Hey all, I wanted to suggest adding a new
type - inclusion tag to the CommOps Pagure.
Recently, Emma Irwin over at Mozilla / CHAOSS project published this blog post about inclusion bugs. It includes resources such as a checklist for governance needs and a way to make tasks that help inclusion more visible.
In CommOps, the
type - inclusion tag could be tasks that helps people to contribute to Fedora. This can mean many things, like lowering barriers of entry (e.g. our on-boarding tickets) or other things that make the contributor community more accessible. It seemed like it could fit in with some of our existing work.
Anyone mind if we try using this out as a new tag? I thought it would be a good idea.
In response to the Medium article, considering there is actually no diversity
or “inclusion” issue in FLOSS, I don’t see how this would be necessary. As far
as the Mozilla diversity thing goes, I don’t see how a code of censorship,
avoiding “jargon” (technical terms as well, I suppose?) or “non-inclusive
language” would help anyone. It is trivial to look up almost any term, and
very few people have issues with people asking them to explain jargon or
Really, I don’t see the point in something like this if we have to sacrifice
one person’s time or an entire team’s time just to bring on a single new
contributor. If “inclusion” can be done without sacrificing time (automated
translations, with a note that they’re automatic and probably wrong, for
example) and simplified tooling that would actually help many people, great.
But introducing censorship, trying to find “underrepresented” people, and
random pronouns (I don’t see how the gender identity of a contributor matters
in the least) is just going to make it harder for both existing contributors
and for new contributors.
Diversity and inclusion are important to the Fedora Project. “Friendship” is one of our foundations.
I don’t believe you read what I said. Diversity or “inclusion” should
definitely not be some goal, nobody cares about quotas of people from a given
background. There’s no benefit to having specifically more people of a given
background. If you want to foster the ability for people of a certain
background to contribute, great! But to waste time trying to find people and
getting them to contribute, trying to go out of your way to make it easier for
people of a given background to contribute than even current contributors, and
to undermine the learning curve that current contributors went through, is
To ask current contributors to “dumb down” things just for the possibility of
somebody from an “underrepresented” group to be able to contribute is
absolutely useless. In fact, it’s counterproductive.
Friendship doesn’t mean “Waste time finding out who’s the most oppressed”.
To better represent my own views here, I’m going to restate this in a way
which sounds less hostile:
I don’t think there’s really a need for an “inclusion” tag, as any action
which makes it easier for any member of the community to contribute is
inherently an “inclusion” related action. We don’t need to use such
politically charged words as “diversity” and “inclusion”, and we certainly
don’t need to censor current contributors in order to attract more
contributors, or, and this is what I fear, lose contributors in order to bring
in fewer contributors than we’ve lost.
We walk a thin line between alienating current contributors with politics and
the possibility of bringing in more contributors.
I personally don’t see how the background of contributors would affect the
project, and we can certainly be welcoming of other cultures without applying
a censorship model to the project. As for the gender identity and sexual
preferences thing that these links touch on, I really don’t see how any of
that matters in a software project.
Hi John.
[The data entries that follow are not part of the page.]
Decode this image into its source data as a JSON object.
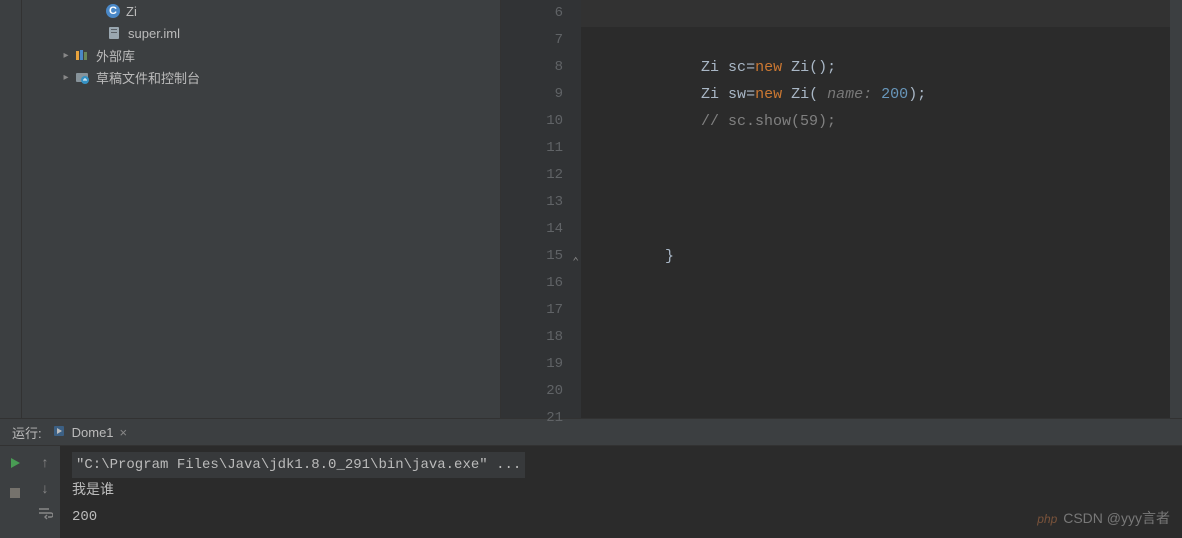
{
  "project": {
    "items": [
      {
        "label": "Zi",
        "icon": "class",
        "level": 1,
        "expandable": false
      },
      {
        "label": "super.iml",
        "icon": "iml",
        "level": 1,
        "expandable": false
      },
      {
        "label": "外部库",
        "icon": "lib",
        "level": 0,
        "expandable": true
      },
      {
        "label": "草稿文件和控制台",
        "icon": "scratch",
        "level": 0,
        "expandable": true
      }
    ]
  },
  "editor": {
    "first_line": 6,
    "last_line": 21,
    "lines": [
      {
        "n": 6,
        "html": "<span class='caret'></span>",
        "hl": true
      },
      {
        "n": 7,
        "html": ""
      },
      {
        "n": 8,
        "html": "        <span class='type'>Zi</span> <span class='var'>sc</span>=<span class='kw'>new</span> <span class='type'>Zi</span>();"
      },
      {
        "n": 9,
        "html": "        <span class='type'>Zi</span> <span class='var'>sw</span>=<span class='kw'>new</span> <span class='type'>Zi</span>( <span class='param-hint'>name:</span> <span class='num'>200</span>);"
      },
      {
        "n": 10,
        "html": "        <span class='cmt'>// sc.show(59);</span>"
      },
      {
        "n": 11,
        "html": ""
      },
      {
        "n": 12,
        "html": ""
      },
      {
        "n": 13,
        "html": ""
      },
      {
        "n": 14,
        "html": ""
      },
      {
        "n": 15,
        "html": "    }",
        "fold": "end"
      },
      {
        "n": 16,
        "html": ""
      },
      {
        "n": 17,
        "html": ""
      },
      {
        "n": 18,
        "html": ""
      },
      {
        "n": 19,
        "html": ""
      },
      {
        "n": 20,
        "html": ""
      },
      {
        "n": 21,
        "html": ""
      }
    ]
  },
  "run": {
    "header_label": "运行:",
    "tab_label": "Dome1",
    "console_lines": [
      {
        "text": "\"C:\\Program Files\\Java\\jdk1.8.0_291\\bin\\java.exe\" ...",
        "cmd": true
      },
      {
        "text": "我是谁",
        "cmd": false
      },
      {
        "text": "200",
        "cmd": false
      }
    ]
  },
  "watermark": {
    "badge": "php",
    "text": "CSDN @yyy言者"
  }
}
I definitely read what you said, and I appreciate the second less-hostile restatement.
Many issues important to free and open source software are inherently political — privacy, digital freedom, copyright and patent law. I know you care about right to repair, which is definitely a political issue. Diversity and inclusion may indeed be political issues in this same way, but I hope we are not at a point in the world where they are partisan politics. They just mean what they say: we value and respect differences in opinion, background, and approach, and we want all people to feel welcome.
I read Justin’s proposal here, and the links he provides. I hear you expressing a lot of fear about “censorship”, about building unfair paths for some people, and “wasting time”. I don’t see that in Justin’s simple suggestion, nor do I find it in the background material. I really encourage you to read all of this with positive intent and to extend some trust to the people in the project tasked with and interested in working on this. I think you are absolutely right that the things we do to increase inclusion should (and will!) benefit everyone.
I think that like all things community, try it, let the community itself decide if they like it or want it. I know that in my field of work, there are innumerable acronyms, the conversations are laced throughout with technical terms that cause most peoples eyes to glaze over upon hearing the words, so any effort to try engage those unfamiliar with it is most often worth it. To get more documentation contributors, or contributors on all levels of need in this community, if this helps, I say try it!
I added the tag to our Pagure repository today. As part of my work in fedora-commops#181, I will work on documenting this in our workflow before the end of the Fedora 30 release cycle.
In that case, make sure to set it as a default tag, such that it is applied to all CommOps tickets.